Szymon Hołownia zabrał głos w sprawie mandatów Macieja Wąsika i Mariusza Kamińskiego. Marszałek potwierdził, że politycy PiS posłami już nie są. - Jeśli chodzi o Macieja Wąsika, wstrzymałem procedurę obsadzenia mandatu - przypomniał.
- Nie mając wątpliwości w sprawie byłego posła Mariusza Kamińskiego, wszcząłem tę procedurę (ponownego obsadzenia mandatu - przyp. red.), natomiast jeśli chodzi o Macieja Wąsika, wstrzymałem procedurę obsadzenia mandatu po nim do momentu, gdy zakończy się ten chaos w Sądzie Najwyższym - powiedział w piątek na konferencji w Sejmie Hołownia.
Marszałek zapewnił jednak, że Wąsik nie jest posłem. - Mandat po pośle Wąsiku wygasł, ale by uruchomić procedurę obsadzenia go, muszę mieć niesprzeczny komunikat. To nie jest moja wina - stwierdził.
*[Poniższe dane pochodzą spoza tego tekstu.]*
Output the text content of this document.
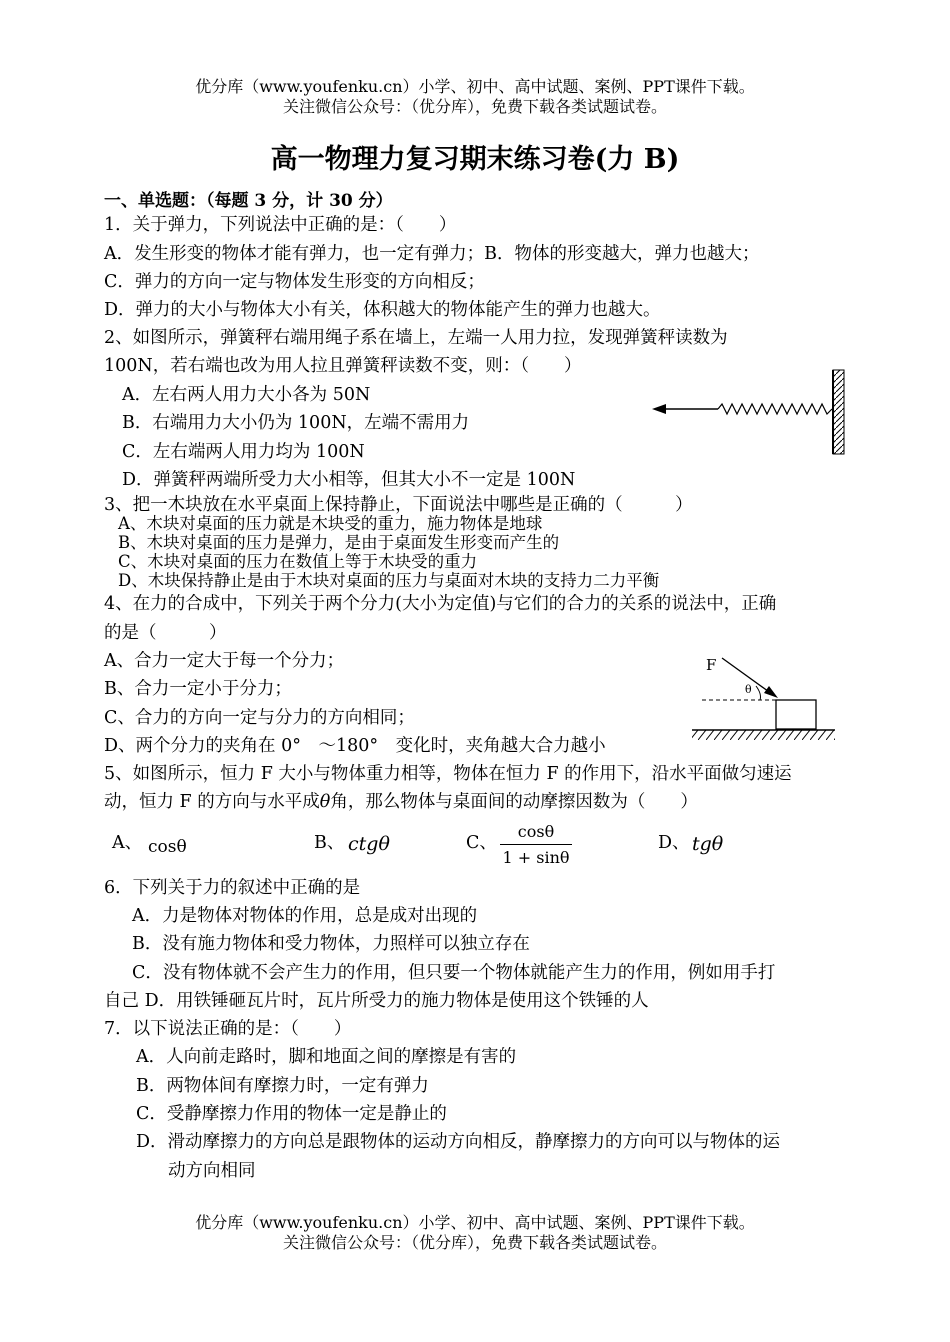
优分库（www.youfenku.cn）小学、初中、高中试题、案例、PPT课件下载。
关注微信公众号：（优分库），免费下载各类试题试卷。
高一物理力复习期末练习卷(力 B)
一、单选题：（每题 3 分，计 30 分）
1．关于弹力，下列说法中正确的是：（　　）
A．发生形变的物体才能有弹力，也一定有弹力；B．物体的形变越大，弹力也越大；
C．弹力的方向一定与物体发生形变的方向相反；
D．弹力的大小与物体大小有关，体积越大的物体能产生的弹力也越大。
2、如图所示，弹簧秤右端用绳子系在墙上，左端一人用力拉，发现弹簧秤读数为
100N，若右端也改为用人拉且弹簧秤读数不变，则：（　　）
A．左右两人用力大小各为 50N
B．右端用力大小仍为 100N，左端不需用力
C．左右端两人用力均为 100N
D．弹簧秤两端所受力大小相等，但其大小不一定是 100N
3、把一木块放在水平桌面上保持静止，下面说法中哪些是正确的（　　　）
A、木块对桌面的压力就是木块受的重力，施力物体是地球
B、木块对桌面的压力是弹力，是由于桌面发生形变而产生的
C、木块对桌面的压力在数值上等于木块受的重力
D、木块保持静止是由于木块对桌面的压力与桌面对木块的支持力二力平衡
4、在力的合成中，下列关于两个分力(大小为定值)与它们的合力的关系的说法中，正确
的是（　　　）
A、合力一定大于每一个分力；
B、合力一定小于分力；
C、合力的方向一定与分力的方向相同；
D、两个分力的夹角在 0°　～180°　变化时，夹角越大合力越小
F
θ
5、如图所示，恒力 F 大小与物体重力相等，物体在恒力 F 的作用下，沿水平面做匀速运
动，恒力 F 的方向与水平成θ角，那么物体与桌面间的动摩擦因数为（　　）
A、 cosθ	B、 ctgθ	C、 $\frac{\cos\theta}{1 + \sin\theta}$	D、 tgθ
6．下列关于力的叙述中正确的是
A．力是物体对物体的作用，总是成对出现的
B．没有施力物体和受力物体，力照样可以独立存在
C．没有物体就不会产生力的作用，但只要一个物体就能产生力的作用，例如用手打
自己 D．用铁锤砸瓦片时，瓦片所受力的施力物体是使用这个铁锤的人
7．以下说法正确的是：（　　）
A．人向前走路时，脚和地面之间的摩擦是有害的
B．两物体间有摩擦力时，一定有弹力
C．受静摩擦力作用的物体一定是静止的
D．滑动摩擦力的方向总是跟物体的运动方向相反，静摩擦力的方向可以与物体的运
动方向相同
优分库（www.youfenku.cn）小学、初中、高中试题、案例、PPT课件下载。
关注微信公众号：（优分库），免费下载各类试题试卷。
Dalsza część artykułu pod materiałem wideo
"Prezydent miał wszystkie klucze w ręku"
Hołownia odniósł się także do wczorajszego oświadczenia prezydenta. Andrzej Duda poinformował o wszczęciu postępowania ułaskawieniowego wobec Kamińskiego i Wąsika. Zwrócił się też do prokuratora generalnego, aby zawiesił wykonywanie kary i zwolnił ich z aresztu na czas postępowania ułaskawieniowego.
- Jeśli chodziło komuś o to, żeby panowie jak najszybciej wyszli z aresztu, to wszystkie klucze w ręku miał prezydent. Nie skorzystał z nich. Pan prezydent miał w rękach klucz, którym mógł otworzyć cele wczoraj. Ci panowie mogli wczoraj wyjść z zakładów karnych. Zdecydował, że oddaje ten klucz w ręce Adama Bodnara i w ręce bardzo skomplikowanej procedury, bo procedura z Kpk trwa nawet miesiącami - powiedział.
Hołownia przyznał, że rozmawiał z prezydentem. - Jest autentycznie wstrząśnięty i poruszony - stwierdził.